DETAILED DESCRIPTION OF THE INVENTION <Industrial Application Field> The present invention relates to a take-up control device that is used in a film manufacturing machine for manufacturing a cylindrical blown film and controls the take-up of the blown film.

<Conventional technology> A blown film manufacturing machine continuously extrudes thermoplastic resin from an inflation die into a cylindrical film using a screw extruder, supplies gas into the cylindrical film to create bubbles, and continuously extrudes the film. This device manufactures stacked tube-shaped films while taking them off. Conventionally, in order to keep the thickness of the blown film constant, the speed at which the film is taken off is controlled.

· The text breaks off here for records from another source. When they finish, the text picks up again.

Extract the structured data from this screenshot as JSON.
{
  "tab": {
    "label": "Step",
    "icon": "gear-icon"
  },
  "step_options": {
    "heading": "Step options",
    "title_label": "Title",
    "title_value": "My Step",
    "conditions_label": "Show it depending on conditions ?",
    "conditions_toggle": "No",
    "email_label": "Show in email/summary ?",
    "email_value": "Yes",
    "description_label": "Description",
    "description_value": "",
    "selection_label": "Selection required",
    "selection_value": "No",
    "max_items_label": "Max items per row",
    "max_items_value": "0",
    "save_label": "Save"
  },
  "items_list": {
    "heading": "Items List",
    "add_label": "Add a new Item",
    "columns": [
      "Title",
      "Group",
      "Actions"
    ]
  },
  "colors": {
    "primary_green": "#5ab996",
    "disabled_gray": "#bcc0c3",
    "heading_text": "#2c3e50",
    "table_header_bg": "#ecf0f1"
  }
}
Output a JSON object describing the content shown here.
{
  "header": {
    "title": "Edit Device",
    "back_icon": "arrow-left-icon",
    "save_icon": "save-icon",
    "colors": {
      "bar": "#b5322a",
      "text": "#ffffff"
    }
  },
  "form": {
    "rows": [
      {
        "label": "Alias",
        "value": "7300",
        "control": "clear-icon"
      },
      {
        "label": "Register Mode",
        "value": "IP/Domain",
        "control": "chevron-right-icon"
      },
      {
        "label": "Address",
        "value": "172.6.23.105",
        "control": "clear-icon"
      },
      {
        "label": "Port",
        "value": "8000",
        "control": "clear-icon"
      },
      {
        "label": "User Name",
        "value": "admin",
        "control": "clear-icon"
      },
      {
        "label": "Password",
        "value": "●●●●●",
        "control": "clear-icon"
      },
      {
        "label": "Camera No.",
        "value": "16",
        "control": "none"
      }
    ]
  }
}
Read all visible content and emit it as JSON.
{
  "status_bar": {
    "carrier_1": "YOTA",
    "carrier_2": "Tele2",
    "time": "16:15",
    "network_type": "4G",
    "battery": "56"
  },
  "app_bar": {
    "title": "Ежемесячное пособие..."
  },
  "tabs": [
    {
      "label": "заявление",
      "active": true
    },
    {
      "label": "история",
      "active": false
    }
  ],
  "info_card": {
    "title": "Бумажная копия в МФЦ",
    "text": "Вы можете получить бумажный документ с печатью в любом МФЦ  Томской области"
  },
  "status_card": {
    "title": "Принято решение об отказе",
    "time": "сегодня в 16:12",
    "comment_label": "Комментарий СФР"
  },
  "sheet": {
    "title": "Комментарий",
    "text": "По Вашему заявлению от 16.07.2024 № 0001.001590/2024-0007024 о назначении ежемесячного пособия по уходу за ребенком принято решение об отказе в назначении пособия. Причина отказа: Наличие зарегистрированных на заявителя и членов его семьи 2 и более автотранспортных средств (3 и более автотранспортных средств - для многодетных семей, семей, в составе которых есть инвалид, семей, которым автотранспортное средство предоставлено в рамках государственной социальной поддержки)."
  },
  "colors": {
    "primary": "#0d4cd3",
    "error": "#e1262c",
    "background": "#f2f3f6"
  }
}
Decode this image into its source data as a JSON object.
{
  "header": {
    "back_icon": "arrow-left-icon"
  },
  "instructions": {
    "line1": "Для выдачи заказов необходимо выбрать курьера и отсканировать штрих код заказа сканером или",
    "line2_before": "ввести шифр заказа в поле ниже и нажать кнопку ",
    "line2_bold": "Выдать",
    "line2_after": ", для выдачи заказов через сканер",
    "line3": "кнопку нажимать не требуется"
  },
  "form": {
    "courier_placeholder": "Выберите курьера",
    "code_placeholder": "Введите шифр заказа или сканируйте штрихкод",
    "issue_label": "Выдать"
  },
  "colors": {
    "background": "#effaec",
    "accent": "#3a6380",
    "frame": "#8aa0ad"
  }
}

<Problems to be Solved by the Invention> However, conventional control devices for controlling this type of take-up speed generally measure the consumption time per unit weight of material in the material hopper extruded by the screw extruder, and This structure controls the number of rotations of the pinch rolls that take off the film, that is, the take-up speed, depending on the time consumed. For this reason, this control device cannot accurately measure the amount of resin material consumed, so it is necessary to accurately control the film take-up speed according to the consumption amount of the material extruded by the extruder, that is, the amount of material extruded. However, there was a problem in that it was difficult to produce a film of stable quality because the thickness of the film was uneven.

The present invention was made in order to solve the above nB, and it is possible to accurately control the film take-up speed according to the consumption amount of resin material and to produce a film of excellent quality with a constant thickness. The purpose of the present invention is to provide a take-up control device for a blown film manufacturing machine.

Means for Solving the Problems> In order to achieve the above object, the take-up control device for a blown film manufacturing machine of the present invention, as shown in FIG. The weighing sensor 7 measures the weight of the weighing hopper and outputs a signal indicating the weight, and the signal from the weighing sensor 7 is taken in at regular intervals, and the current value is subtracted from the previous weight value obtained from the signal. , a material consumption calculation means 1 for calculating the material consumption per fixed time, an average consumption calculation means 2 for calculating the average consumption per unit time from the material consumption data for each fixed time, and the average consumption. Optimum take-off speed calculation means 3 for calculating the optimum take-off speed of the film from data such as the quantity, thickness and width of the film to be manufactured, and a first pinch roll for driving the first pinch roll for bowing the film. A motor 14, a first pinch roll rotation sensor 15 that outputs a signal with a frequency corresponding to the rotation speed of the first pinch roll, and a first pinch roll rotation sensor 1.
a current take-up speed calculation means 4 for calculating the current take-up speed of the first pinch roll based on a signal from the first pinch roll motor 14; 1 pinch roll motor control means 5.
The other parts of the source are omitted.